Finance Leasing Manual - FLM33.06
Cumulative accountancy rental excess: how double taxation occurs
The basic charging mechanism in Schedule 12 FA1997 is to tax for any period of account the greater of:
- the earnings from the lease shown in the lessor's accounts, (described in Schedule 12 as the 'accountancy rental earnings'), and
- the rentals which would be taxable apart from Schedule 12 ('normal rent').
In the case of a lease fully paid out by way of rentals, the
total normal rent will obviously represent the total rentals from
the lease. In such a case therefore, whenever for any period
accountancy rental earnings have exceeded normal rent and have been
taxed in their place, some rentals would ultimately be brought into
account twice for tax were it not for the relief given. The measure
of the doubly taxed income is the total of the excesses of
accountancy rental earnings over normal rent.

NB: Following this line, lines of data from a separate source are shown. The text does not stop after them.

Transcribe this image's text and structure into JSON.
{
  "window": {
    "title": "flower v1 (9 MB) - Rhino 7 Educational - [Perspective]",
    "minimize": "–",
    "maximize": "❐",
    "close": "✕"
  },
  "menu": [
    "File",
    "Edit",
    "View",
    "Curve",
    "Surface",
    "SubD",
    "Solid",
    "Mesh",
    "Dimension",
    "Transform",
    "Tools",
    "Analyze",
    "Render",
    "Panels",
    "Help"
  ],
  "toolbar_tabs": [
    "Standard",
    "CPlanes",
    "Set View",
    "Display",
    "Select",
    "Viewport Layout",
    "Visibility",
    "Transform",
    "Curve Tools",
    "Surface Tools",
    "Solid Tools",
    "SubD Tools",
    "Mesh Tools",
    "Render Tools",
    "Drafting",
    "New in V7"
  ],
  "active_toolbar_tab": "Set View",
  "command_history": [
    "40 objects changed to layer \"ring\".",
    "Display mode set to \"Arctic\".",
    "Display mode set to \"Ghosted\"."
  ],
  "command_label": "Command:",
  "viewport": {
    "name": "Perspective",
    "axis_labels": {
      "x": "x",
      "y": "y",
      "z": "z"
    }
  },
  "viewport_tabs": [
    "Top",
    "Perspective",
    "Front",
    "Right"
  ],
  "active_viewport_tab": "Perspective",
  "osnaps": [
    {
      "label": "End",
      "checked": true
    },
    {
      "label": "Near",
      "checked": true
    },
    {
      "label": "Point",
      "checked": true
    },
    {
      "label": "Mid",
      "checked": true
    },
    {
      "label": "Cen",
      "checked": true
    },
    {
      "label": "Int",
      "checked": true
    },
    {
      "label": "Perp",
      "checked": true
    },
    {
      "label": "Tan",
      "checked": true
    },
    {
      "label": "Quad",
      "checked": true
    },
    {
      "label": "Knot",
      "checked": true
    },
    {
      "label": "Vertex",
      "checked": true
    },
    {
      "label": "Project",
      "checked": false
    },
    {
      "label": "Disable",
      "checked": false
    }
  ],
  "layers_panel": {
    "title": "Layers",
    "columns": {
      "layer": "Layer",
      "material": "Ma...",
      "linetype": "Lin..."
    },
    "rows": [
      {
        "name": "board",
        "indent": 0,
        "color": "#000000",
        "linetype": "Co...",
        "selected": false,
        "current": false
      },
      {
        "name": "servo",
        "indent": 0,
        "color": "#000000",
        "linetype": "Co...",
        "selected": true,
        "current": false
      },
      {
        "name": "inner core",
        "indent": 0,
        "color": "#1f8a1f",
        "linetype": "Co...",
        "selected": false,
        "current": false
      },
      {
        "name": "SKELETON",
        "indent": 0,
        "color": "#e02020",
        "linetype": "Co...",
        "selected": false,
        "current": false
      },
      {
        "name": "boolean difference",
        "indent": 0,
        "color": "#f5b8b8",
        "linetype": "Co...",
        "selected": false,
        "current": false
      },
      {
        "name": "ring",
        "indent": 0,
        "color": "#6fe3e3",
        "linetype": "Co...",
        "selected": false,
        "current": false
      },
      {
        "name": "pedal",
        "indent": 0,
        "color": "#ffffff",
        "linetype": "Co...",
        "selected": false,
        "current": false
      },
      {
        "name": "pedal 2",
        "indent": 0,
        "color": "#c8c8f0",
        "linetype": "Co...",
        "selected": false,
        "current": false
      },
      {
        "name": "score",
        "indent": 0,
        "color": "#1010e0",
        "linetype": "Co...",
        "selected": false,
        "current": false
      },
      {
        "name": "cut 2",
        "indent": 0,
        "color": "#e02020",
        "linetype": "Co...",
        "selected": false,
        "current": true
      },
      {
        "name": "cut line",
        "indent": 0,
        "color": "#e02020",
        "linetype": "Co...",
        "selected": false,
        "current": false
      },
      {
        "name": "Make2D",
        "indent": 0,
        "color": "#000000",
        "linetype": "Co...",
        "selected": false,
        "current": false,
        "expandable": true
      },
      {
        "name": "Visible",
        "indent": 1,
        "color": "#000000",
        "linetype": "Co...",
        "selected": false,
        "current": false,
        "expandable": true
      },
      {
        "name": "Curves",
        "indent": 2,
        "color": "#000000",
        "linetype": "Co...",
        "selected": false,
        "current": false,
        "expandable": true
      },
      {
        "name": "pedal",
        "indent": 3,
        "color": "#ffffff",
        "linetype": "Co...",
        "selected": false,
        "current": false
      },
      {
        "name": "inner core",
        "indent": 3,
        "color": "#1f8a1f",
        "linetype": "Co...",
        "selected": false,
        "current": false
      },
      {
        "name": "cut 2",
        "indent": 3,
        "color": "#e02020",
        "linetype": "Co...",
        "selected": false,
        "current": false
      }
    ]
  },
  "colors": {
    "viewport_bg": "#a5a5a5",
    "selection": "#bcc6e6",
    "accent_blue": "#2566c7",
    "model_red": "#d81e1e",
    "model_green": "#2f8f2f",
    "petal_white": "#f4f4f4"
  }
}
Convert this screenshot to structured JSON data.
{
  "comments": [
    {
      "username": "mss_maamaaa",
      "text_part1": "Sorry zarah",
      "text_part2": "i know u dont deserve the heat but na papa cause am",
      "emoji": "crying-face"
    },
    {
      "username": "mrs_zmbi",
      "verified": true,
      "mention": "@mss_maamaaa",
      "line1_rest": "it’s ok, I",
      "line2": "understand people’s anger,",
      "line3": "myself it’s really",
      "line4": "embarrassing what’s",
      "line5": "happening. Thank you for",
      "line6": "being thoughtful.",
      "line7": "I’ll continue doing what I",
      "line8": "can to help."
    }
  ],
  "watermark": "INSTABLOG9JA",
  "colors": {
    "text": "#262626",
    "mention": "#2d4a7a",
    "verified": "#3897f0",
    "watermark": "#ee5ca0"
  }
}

Especially in the case of a lease within Part I Schedule 12
the lessor may not take all his return (in substance the repayment
of the loan plus interest) by way of rentals. Part may be taken in
the form of a capital sum from the sale of the leased asset (or an
asset representing the leased asset). The disposal proceeds brought
into a capital gains computation on that disposal may effectively
include sums already taxed under Schedule 12 as accountancy rental
earnings but never received in the form of rentals. The measure of
the doubly taxed sum is again the total of the excesses of
accountancy rental earnings over normal rent.